La crise des années 1970-1980 est traditionnellement associée aux chocs pétroliers qui voient brusquement augmenter le prix du baril de pétrole. En réalité, la crise est due à un ensemble de facteurs :

  • La fin de l’effet de rattrapage des Trente Glorieuses : le taux d’équipement des foyers étant important à la fin des années 1960 (automobile, téléviseur, etc.), le marché est moins dynamique (effet de saturation).
  • La montée du chômage (autour de 1,5 % de chômeurs en France entre 1960 et 1965, plus de 2,5 % à partir de 1968).
  • L’inflation (hausse des prix) due à très forte demande qui pénalise (entre autres) le commerce extérieur.
  • La crise du modèle fordiste (pénibilité du travail de moins en moins acceptée : turn-over dans les entreprises, grèves, absentéisme). La productivité se tasse à partir de la fin des années 1960.
  • Le coût de l’Etat social (cotisations, redistributions).
  • L’abandon de l’étalon or-dollar (issu des accords de Bretton Woods) en 1971 : les taux de change ne sont plus fixes.
  • La hausse du coût des matières premières (hausse du prix du pétrole de 22 % en 1971, quadruplement en 1973, multiplication par 2,7 entre mi-1978-1981).

La crise systémique qui frappe le monde occidental développé depuis les années 1970 n’est donc pas dû qu’aux chocs pétroliers, ceux-là ne faisant qu’aggraver une situation initiale déjà dégradée.

Les contestations du modèle capitaliste

Les effets de la crise renforcent une contestation du modèle capitaliste déjà présente lors des Trente Glorieuses. Dès les années 1960, des articles et études s’interrogent sur l’impact environnemental de la croissance économique. En 1972, une étude dirigée par l’américain Dennis L. Meadows, Limits to Growth, fait grand bruit, alertant sur les effets néfastes de la croissance rapide. A partir des années 1980, les questions environnementales entrent au cœur des préoccupations politiques des pays développés, et, en 1992, le sommet de la Terre à Rio vise à déterminer les moyens de mettre en place un développement durable (limitation des gaspillages, lutte contre le changement climatique, traitement des produits toxiques, etc.).

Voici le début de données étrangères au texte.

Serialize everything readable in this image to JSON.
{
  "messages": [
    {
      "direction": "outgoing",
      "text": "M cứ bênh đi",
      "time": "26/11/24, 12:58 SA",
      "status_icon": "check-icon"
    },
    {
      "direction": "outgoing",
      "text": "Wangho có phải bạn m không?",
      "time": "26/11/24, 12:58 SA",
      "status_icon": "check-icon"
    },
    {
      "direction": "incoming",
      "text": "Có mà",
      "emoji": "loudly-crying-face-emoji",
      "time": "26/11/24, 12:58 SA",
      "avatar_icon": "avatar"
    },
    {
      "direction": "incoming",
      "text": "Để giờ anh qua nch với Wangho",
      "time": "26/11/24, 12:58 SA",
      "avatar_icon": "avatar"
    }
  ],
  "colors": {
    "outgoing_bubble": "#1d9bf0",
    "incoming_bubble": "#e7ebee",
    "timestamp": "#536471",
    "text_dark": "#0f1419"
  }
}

D’autre part se développe un discours altermondialiste dénonçant la libre-circulation des capitaux, l’hégémonie des Etats-Unis, les écarts de richesse dans le monde. Les militants altermondialistes militent pour une mondialisation « plus juste », par exemple en réclamant l’annulation des dettes des pays les moins avancés, un commerce équitable pour les pays en développement, ou en insistant sur la nécessité d’un développement durable.

Bibliographie :
BAIROCH Paul, Victoires et déboires, t. III, Paris, Gallimard, 1997.
BINET Alain (dir.), Le Second XXe siècle (1939-2000). Les 12 thèmes-clés, Paris, Ellipses, 2003.